Acciones destinadas a reducir los riesgos
- Priorizar reducciones directas: antes de recurrir a compensaciones, disminuir las emisiones propias mediante mayor eficiencia, electrificación y ajustes operativos.
- Implementar MRV robusto: aplicar monitoreo, reporte y verificación independientes con información continua y rastreable.
- Usar metodologías conservadoras: emplear líneas base prudentes, factores de ajuste y márgenes que contemplen la incertidumbre.
- Verificación de terceros acreditados: prevenir conflictos de interés y elegir verificadores con trayectoria comprobada y procesos transparentes.
- Mecanismos de permanencia y reservas: incorporar reservas de créditos o pólizas que cubran posibles reversiones en iniciativas forestales.
- Transparencia y apertura de datos: disponer de un registro público con proyectos, parámetros, supuestos y resultados para facilitar revisiones ciudadanas y académicas.
- Evitar doble contabilización: coordinar con registros nacionales y plataformas internacionales y anular créditos cuando sea necesario para impedir reclamos duplicados.
- Evaluaciones de impacto social: garantizar salvaguardas y procesos de consulta con comunidades locales que reduzcan riesgos sociales y reputacionales.

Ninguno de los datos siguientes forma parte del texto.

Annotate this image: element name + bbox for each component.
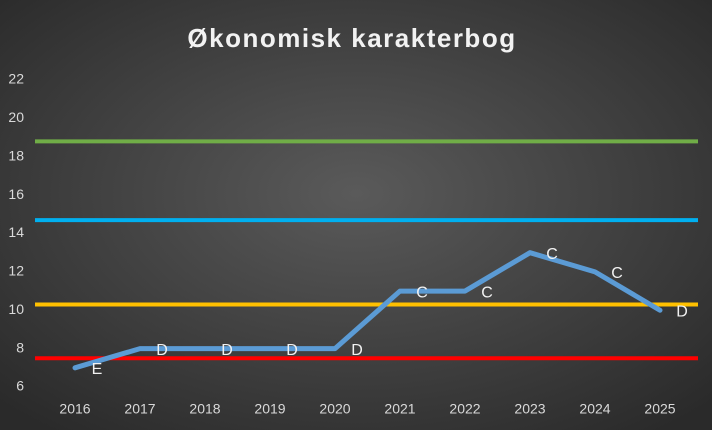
x-tick-label: 2025 [644, 401, 675, 417]
point-label: D [221, 342, 233, 359]
x-tick-label: 2018 [189, 401, 220, 417]
point-label: E [92, 361, 103, 378]
y-tick-label: 10 [8, 301, 24, 317]
point-label: D [351, 342, 363, 359]
y-tick-label: 14 [8, 224, 24, 240]
y-tick-label: 8 [16, 339, 24, 355]
point-label: C [546, 246, 558, 263]
x-tick-label: 2016 [59, 401, 90, 417]
y-tick-label: 20 [8, 109, 24, 125]
x-tick-label: 2019 [254, 401, 285, 417]
x-tick-label: 2017 [124, 401, 155, 417]
point-label: C [481, 284, 493, 301]
x-tick-label: 2021 [384, 401, 415, 417]
chart-title: Økonomisk karakterbog [187, 23, 516, 53]
y-tick-label: 18 [8, 147, 24, 163]
point-label: D [286, 342, 298, 359]
point-label: C [611, 265, 623, 282]
y-tick-label: 22 [8, 71, 24, 87]
x-tick-label: 2022 [449, 401, 480, 417]
y-tick-label: 12 [8, 263, 24, 279]
x-tick-label: 2020 [319, 401, 350, 417]
y-tick-label: 16 [8, 186, 24, 202]
y-tick-label: 6 [16, 378, 24, 394]
x-tick-label: 2024 [579, 401, 610, 417]
x-tick-label: 2023 [514, 401, 545, 417]
data-line [72, 250, 663, 371]
point-label: C [416, 284, 428, 301]
point-label: D [676, 303, 688, 320]
point-label: D [156, 342, 168, 359]
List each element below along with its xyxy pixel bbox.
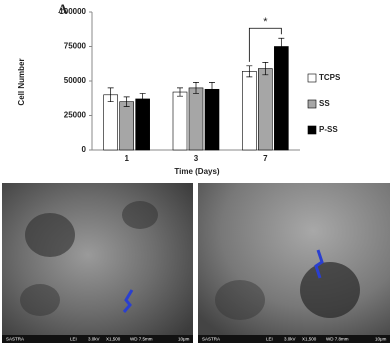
- pore: [215, 280, 265, 320]
- legend-swatch: [307, 99, 317, 109]
- error-bar: [139, 93, 146, 105]
- significance-bracket: [248, 27, 282, 62]
- error-bar: [246, 65, 253, 78]
- y-tick-label: 50000: [64, 76, 87, 85]
- image-info: 3.0kV: [88, 337, 100, 342]
- error-bar: [123, 96, 130, 107]
- pore: [300, 262, 360, 318]
- x-tick-label: 1: [124, 154, 129, 163]
- image-info: SASTRA: [6, 337, 24, 342]
- image-info: 10μm: [178, 337, 190, 342]
- image-info: LEI: [70, 337, 77, 342]
- x-tick-label: 3: [194, 154, 199, 163]
- error-bar: [262, 62, 269, 76]
- y-tick-label: 0: [82, 145, 87, 154]
- y-tick-label: 25000: [64, 111, 87, 120]
- pore: [20, 284, 60, 316]
- pore: [122, 201, 158, 229]
- legend-swatch: [307, 73, 317, 83]
- image-info: WD 7.8mm: [326, 337, 349, 342]
- x-tick-label: 7: [263, 154, 268, 163]
- info-bar: [198, 335, 390, 343]
- legend-label: P-SS: [319, 125, 338, 134]
- error-bar: [177, 87, 183, 97]
- bar: [135, 98, 150, 151]
- annotation: *: [263, 16, 268, 28]
- bar: [258, 68, 273, 151]
- info-bar: [2, 335, 193, 343]
- pore: [25, 213, 75, 257]
- bar: [188, 87, 204, 151]
- sem-image: [198, 183, 390, 343]
- image-info: X1,500: [302, 337, 317, 342]
- x-axis-title: Time (Days): [174, 167, 220, 176]
- y-tick-label: 100000: [59, 7, 86, 16]
- error-bar: [193, 82, 199, 94]
- image-info: WD 7.5mm: [130, 337, 153, 342]
- bar: [274, 46, 289, 151]
- legend-label: TCPS: [319, 73, 341, 82]
- sem-image: [2, 183, 193, 343]
- legend-swatch: [307, 125, 317, 135]
- y-axis-title: Cell Number: [17, 58, 26, 105]
- image-info: 3.0kV: [284, 337, 296, 342]
- arrow: [314, 249, 324, 279]
- image-info: X1,500: [106, 337, 121, 342]
- panel-label: A: [58, 1, 68, 16]
- image-info: LEI: [266, 337, 273, 342]
- error-bar: [107, 87, 114, 103]
- y-tick-label: 75000: [64, 42, 87, 51]
- error-bar: [209, 82, 215, 97]
- image-info: 10μm: [375, 337, 387, 342]
- image-info: SASTRA: [202, 337, 220, 342]
- bar: [242, 71, 257, 151]
- bar: [119, 101, 134, 151]
- error-bar: [278, 37, 285, 56]
- arrow: [122, 289, 134, 313]
- bar: [204, 88, 220, 151]
- legend-label: SS: [319, 99, 330, 108]
- bar: [103, 94, 118, 151]
- bar: [172, 91, 188, 151]
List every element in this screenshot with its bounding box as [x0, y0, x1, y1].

- Uso de tecnologías avanzadas: aprovechar teledetección satelital, sensores y modelos mejor calibrados que disminuyan la incertidumbre en biomasa forestal o emisiones fugitivas.
Recomendaciones prácticas para empresas y responsables públicos
- Definir una ruta de acción que dé prioridad a la disminución interna, prosiga con la prevención de emisiones y termine compensando solo aquello que resulte imposible de eliminar.
- Establecer lineamientos para adquirir compensaciones que exijan evidencias de adicionalidad, permanencia y aportes socioambientales verificables.
- Comunicar de forma abierta los procedimientos y conclusiones de MRV y someterlos de manera regular a revisiones externas.
- Incorporar evaluaciones de estrés dentro de las auditorías financieras con el fin de calcular el riesgo vinculado a activos de carbono y posibles responsabilidades.
- Fomentar marcos regulatorios claros que obliguen a la transparencia en las afirmaciones climáticas y protejan contra prácticas de lavado de reputación ambiental.
Calcular de manera inexacta las emisiones y las compensaciones no es un mero error técnico, sino un problema que afecta al conjunto del sistema, desde la atmósfera hasta la confianza social y el valor económico. Tales imprecisiones pueden derivar en beneficios climáticos inferiores a los previstos, pérdidas financieras, conflictos sociales y un desgaste de la legitimidad institucional. Por ello, la respuesta exige metodologías rigurosas, datos comprobados, revisiones independientes, marcos regulatorios razonables y una priorización nítida de las reducciones directas por encima de cualquier mecanismo de compensación. Solo con este enfoque las estrategias climáticas podrán preservar su credibilidad y contribuir de forma efectiva a frenar el calentamiento global.